18.08.2022,
silvi:
Regentage schreiben die schönsten oder zumindest die nachhaltigsten Geschichten.
Ohne große Erwartungen - natürlich nur, was das Wetter betrifft - sind wir heute morgen pünktlich um 09:00 gestartet. Die Wettervorhersage hatte sich etwas gewandelt; das Gewitter war schon morgens um 6:00 durchgezogen.
Heute verlassen wir wieder Bella Italia. Unser Weg führt uns ins wunderschöne Tessin. Um dorthin zu kommen, müssen wir gleich vom Hotel weg den Passo della Spluga bezwingen. Mit Anfahrt erwarten uns 30km bergauf - und keinerlei Regen. Im Gegenteil, es rollt nicht nur wunderschön dahin, sondern es kommt auch noch die Sonne raus. Schnell sind Armlinge und Weste wieder verstaut, und unter meinen Regenüberschuhen wird es auch eher etwas warm.
Gruppe 2 kommt innerhalb weniger Minuten am Pass oben an. Dort ist es frisch, aber nicht zu unangenehm kalt. Nach der Abfahrt wartet auch schon Martin mit der Mittagsverpflegung auf uns. Es wird gegessen, als hätten wir drei Tage Hunger gelitten. Am Tag 5 sind die Speicher definitiv leer.
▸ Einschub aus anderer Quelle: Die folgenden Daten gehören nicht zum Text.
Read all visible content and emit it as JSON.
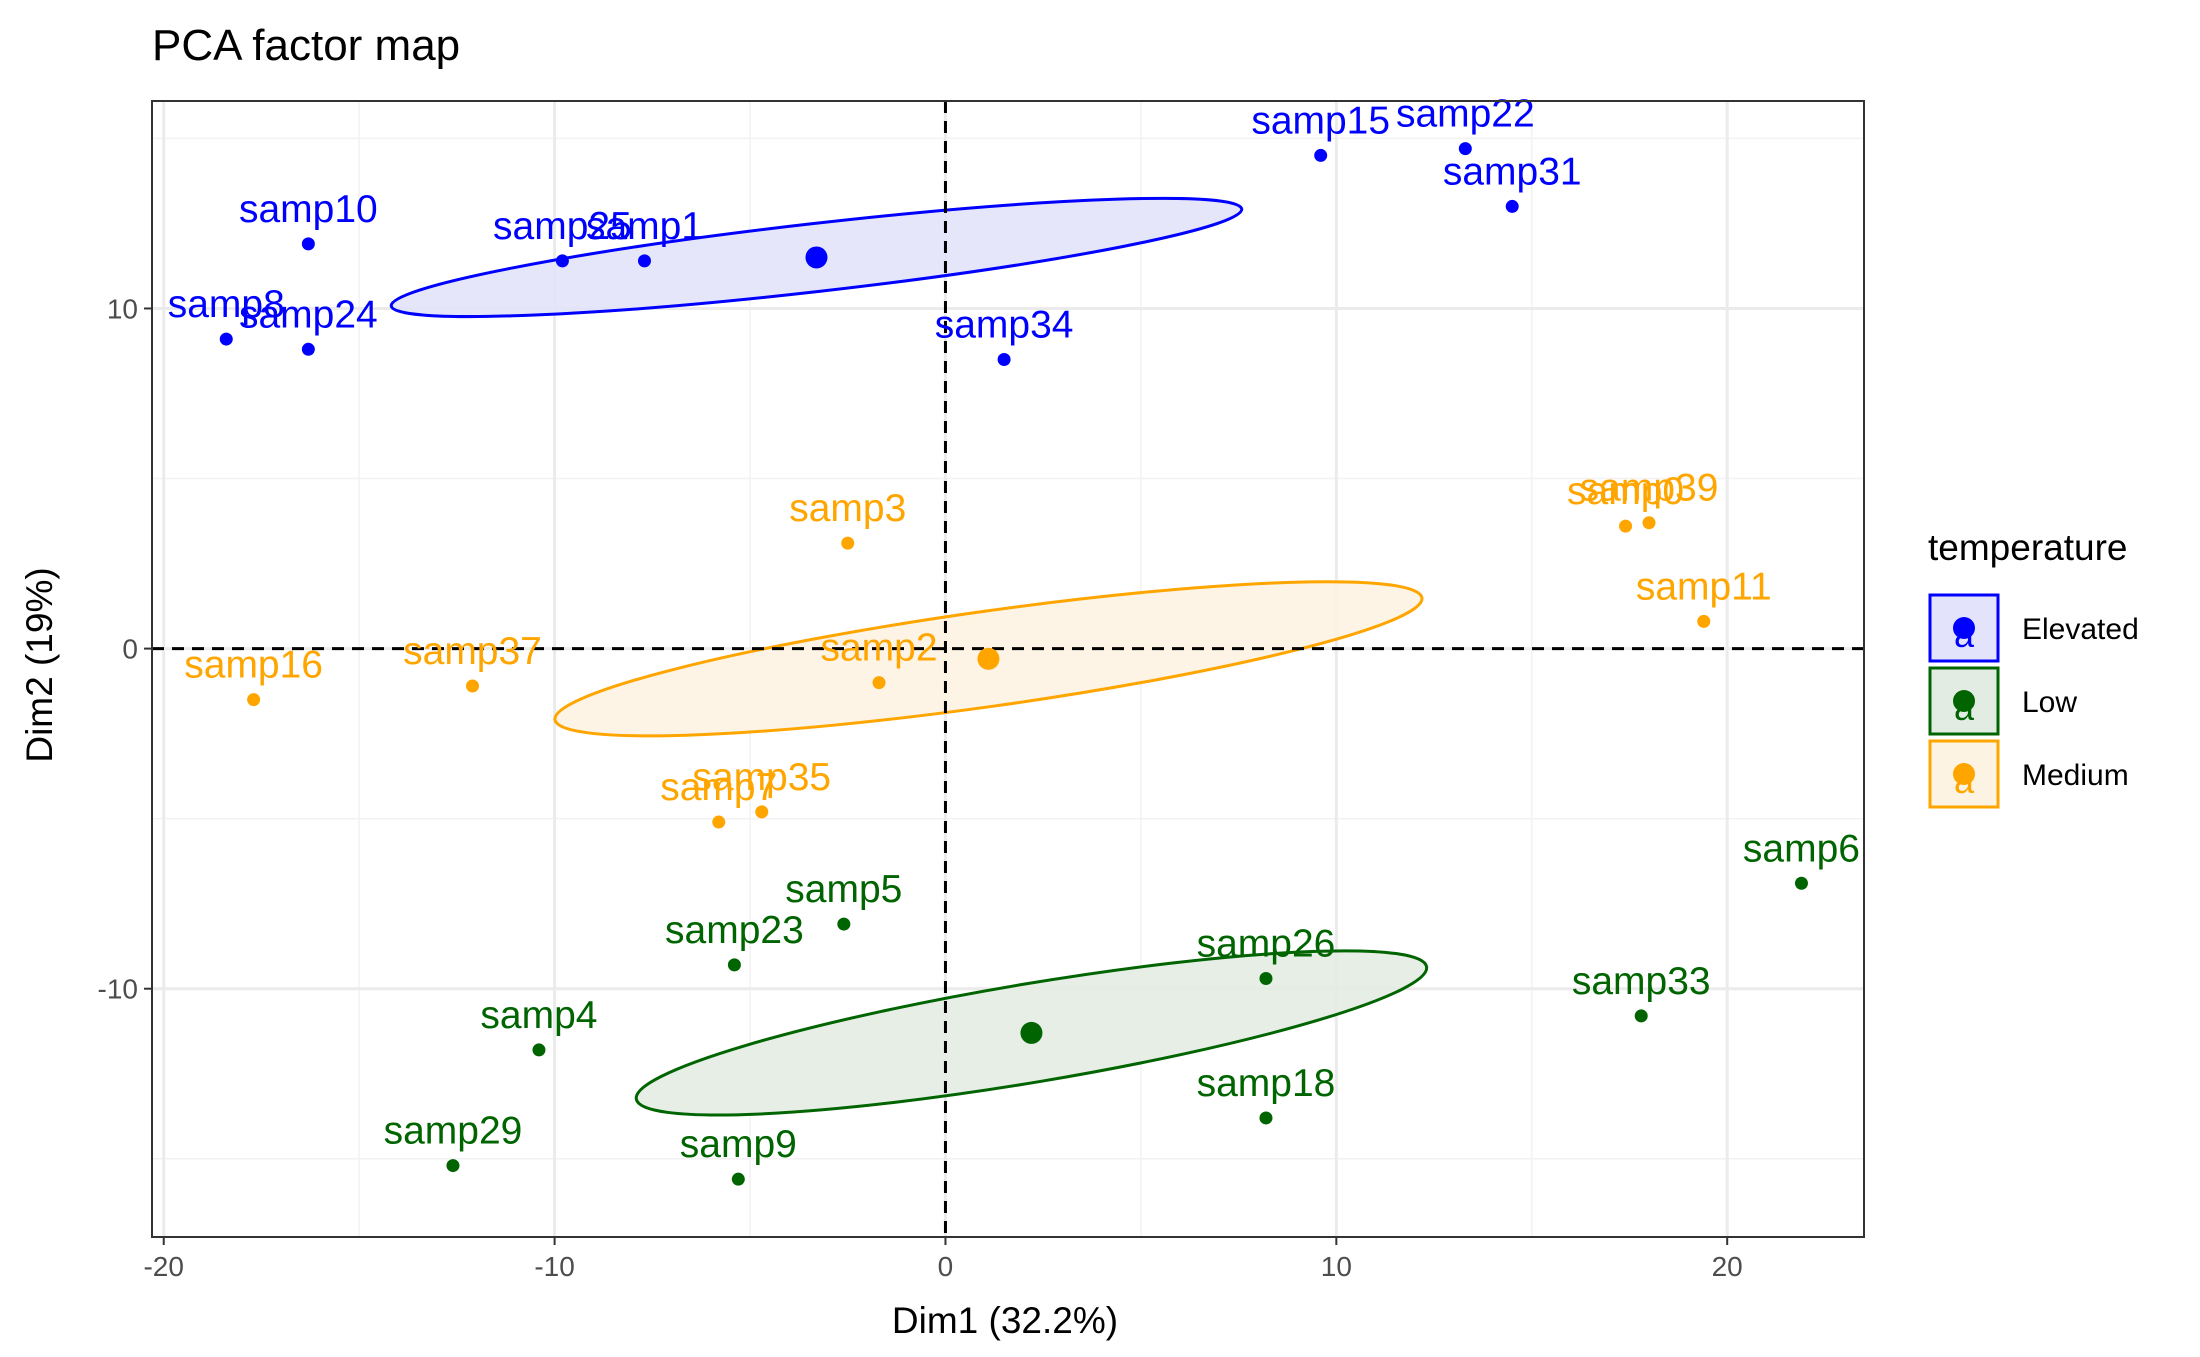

Gestärkt geht es dann nach 10km welliger Anfahrt in den Passo di San Bernadino. Traumhafte Serpentinen, tolle Kulisse, nicht zu steil, nur leider wird es nun doch nass. Anfangs sind es noch ein paar Tropfen, doch während wir hochkurbeln ist es richtiger Regen. Ob man nun die Regenjacke anzieht und darunter schwitzt oder ohne Regenjacke hochfährt, wir kommen alle pitschnass oben an. Die Gaststätte oben hat leider geschlossen. Wir ziehen schnell noch alles an, was wir haben.
4 Jungs schicken wir vor, damit sie nicht unnötig im Kalten herumstehen. Schnell ist es richtig kalt, auf der Straße steht das Wasser. Als wir nach einigen Kilometern an einer Tankstelle ankommen, steht da Jörg schon unter. - Wir beschließen kurzerhand, uns aufzuwärmen. Es gibt heißen Tee und Kaffee. Wir Mädels zittern um die Wette, und draußen legt der Regen nochmal eine Schippe drauf.
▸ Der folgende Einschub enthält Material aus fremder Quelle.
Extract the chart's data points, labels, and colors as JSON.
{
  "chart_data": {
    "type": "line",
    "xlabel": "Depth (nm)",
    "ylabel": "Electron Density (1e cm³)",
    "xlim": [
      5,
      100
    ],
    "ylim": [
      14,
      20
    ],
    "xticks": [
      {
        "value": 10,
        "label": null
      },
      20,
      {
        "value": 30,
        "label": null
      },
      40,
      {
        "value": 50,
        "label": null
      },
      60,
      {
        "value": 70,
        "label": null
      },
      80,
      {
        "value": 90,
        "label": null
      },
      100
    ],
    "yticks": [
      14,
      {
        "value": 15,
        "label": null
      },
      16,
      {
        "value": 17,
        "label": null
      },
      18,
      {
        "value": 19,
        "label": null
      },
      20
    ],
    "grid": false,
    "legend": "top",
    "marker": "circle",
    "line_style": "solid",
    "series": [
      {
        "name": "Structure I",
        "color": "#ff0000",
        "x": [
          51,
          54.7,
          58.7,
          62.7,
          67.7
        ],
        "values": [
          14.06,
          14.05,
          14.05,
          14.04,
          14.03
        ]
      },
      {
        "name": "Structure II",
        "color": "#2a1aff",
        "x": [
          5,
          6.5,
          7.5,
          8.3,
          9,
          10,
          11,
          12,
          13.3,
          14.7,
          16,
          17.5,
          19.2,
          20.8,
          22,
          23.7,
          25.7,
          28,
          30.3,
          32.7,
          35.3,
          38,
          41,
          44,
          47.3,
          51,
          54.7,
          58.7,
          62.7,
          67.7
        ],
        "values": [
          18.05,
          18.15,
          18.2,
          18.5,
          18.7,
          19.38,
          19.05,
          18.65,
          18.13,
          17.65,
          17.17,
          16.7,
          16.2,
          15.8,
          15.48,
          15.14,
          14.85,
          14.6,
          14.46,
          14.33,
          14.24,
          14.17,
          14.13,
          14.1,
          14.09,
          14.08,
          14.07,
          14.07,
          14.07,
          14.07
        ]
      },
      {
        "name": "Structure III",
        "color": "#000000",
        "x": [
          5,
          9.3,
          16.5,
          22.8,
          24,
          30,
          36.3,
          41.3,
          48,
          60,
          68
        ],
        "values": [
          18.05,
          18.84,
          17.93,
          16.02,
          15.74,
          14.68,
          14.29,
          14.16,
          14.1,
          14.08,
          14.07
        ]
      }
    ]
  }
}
Stephen versucht sein Glück bei Taxiunternehmen; aber niemand möchte 6 Radfahrer und ihre Räder mitnehmen. Es sind noch 49km bis zum Etappenziel und davon ca. 20 Abfahrt (also arschkalt). Als wir gerade überlegen, doch wieder weiterzufahren, taucht Gruppe 3 auf. Die sind nur zu viert; die anderen sind mit dem Bus mitgefahren und mittlerweile fast am Hotel. Genau das ist auch unsere Rettung. Martin lädt den Bus mit Gruppe 1 aus und kommt mit leerem Bus wieder zu uns, um 10 Räder einzuladen. Dazu bestellen wir noch ein Großraumtaxi. Passt! Keiner muss mehr in die bitterkalte Abfahrt.
Improvisation ist manchmal alles! Spaß hatten wir heute trotzdem und die Etappe wird so schnell sicher niemand vergessen.
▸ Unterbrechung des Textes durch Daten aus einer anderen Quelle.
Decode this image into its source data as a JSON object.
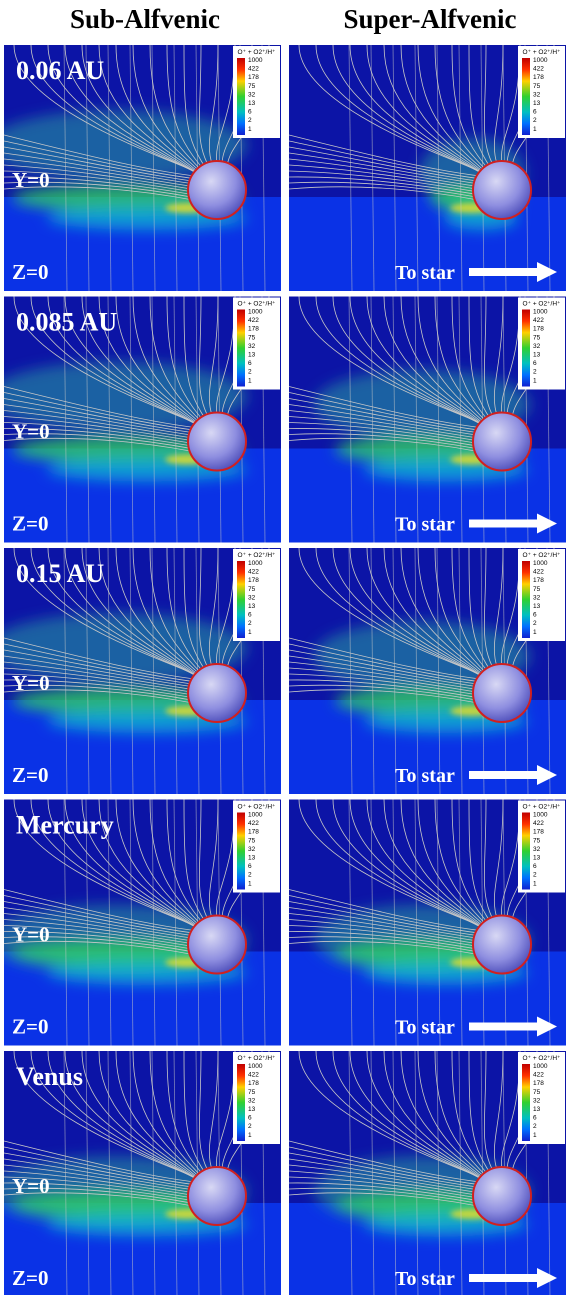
{
  "columns": [
    "Sub-Alfvenic",
    "Super-Alfvenic"
  ],
  "rows": [
    {
      "label": "0.06 AU"
    },
    {
      "label": "0.085 AU"
    },
    {
      "label": "0.15 AU"
    },
    {
      "label": "Mercury"
    },
    {
      "label": "Venus"
    }
  ],
  "plane_labels": {
    "y": "Y=0",
    "z": "Z=0"
  },
  "to_star": "To star",
  "colorbar": {
    "title": "O⁺ + O2⁺/H⁺",
    "ticks": [
      1000,
      422,
      178,
      75,
      32,
      13,
      6,
      2,
      1
    ]
  }
}
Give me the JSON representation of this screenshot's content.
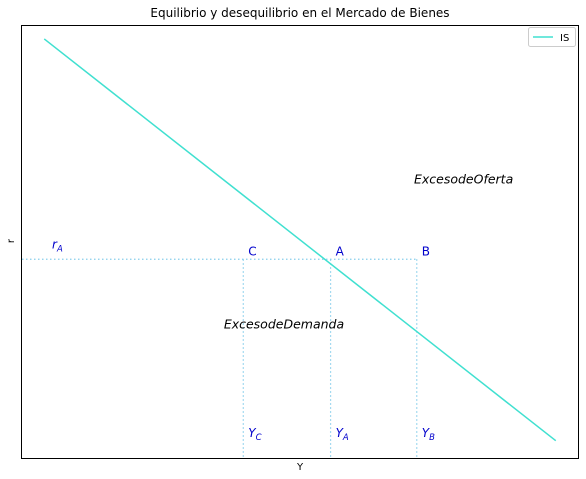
{
  "chart_data": {
    "type": "line",
    "title": "Equilibrio y desequilibrio en el Mercado de Bienes",
    "xlabel": "Y",
    "ylabel": "r",
    "xlim": [
      0,
      100
    ],
    "ylim": [
      0,
      100
    ],
    "grid": false,
    "legend_position": "top-right",
    "axis_ticks": false,
    "colors": {
      "is_line": "#40e0d0",
      "guide": "#87ceeb",
      "label": "#0000cc"
    },
    "series": [
      {
        "name": "IS",
        "x": [
          4,
          96
        ],
        "y": [
          97,
          4
        ]
      }
    ],
    "equilibrium_r": 46,
    "points": [
      {
        "name": "C",
        "x": 39.8,
        "y": 46
      },
      {
        "name": "A",
        "x": 55.5,
        "y": 46
      },
      {
        "name": "B",
        "x": 71,
        "y": 46
      }
    ],
    "annotations": {
      "r_label": {
        "base": "r",
        "sub": "A"
      },
      "x_markers": [
        {
          "base": "Y",
          "sub": "C",
          "x": 39.8
        },
        {
          "base": "Y",
          "sub": "A",
          "x": 55.5
        },
        {
          "base": "Y",
          "sub": "B",
          "x": 71
        }
      ],
      "regions": [
        {
          "text": "ExcesodeOferta",
          "x": 70.5,
          "y": 63.5
        },
        {
          "text": "ExcesodeDemanda",
          "x": 36.3,
          "y": 30
        }
      ]
    }
  }
}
Ursprüngliche Etappenbeschreibung:
Die fünfte Etappe beschreibt einen großen Bogen nach Norden. Wir könnten ja auch einigermaßen höhenmeteroptimiert entlang von Comer und Luganer See nach Bellinzona fahren, aber kann man Nein sagen zu einem Monument wie dem Splügenpass? Ein langer Anstieg, hochalpine Kulisse, meist wenig Verkehr ? was will man mehr. An der Passhöhe beenden wir das Italien-Gastspiel und sind zurück in der Schweiz, in Splügen erreichen wir das Hinterrheintal. Und fahren über den San-Bernardino-Pass wieder auf die Alpensüdseite zurück. Ausrollen können wir mit einer langen Abfahrt ins Tessin nach Bellinzona.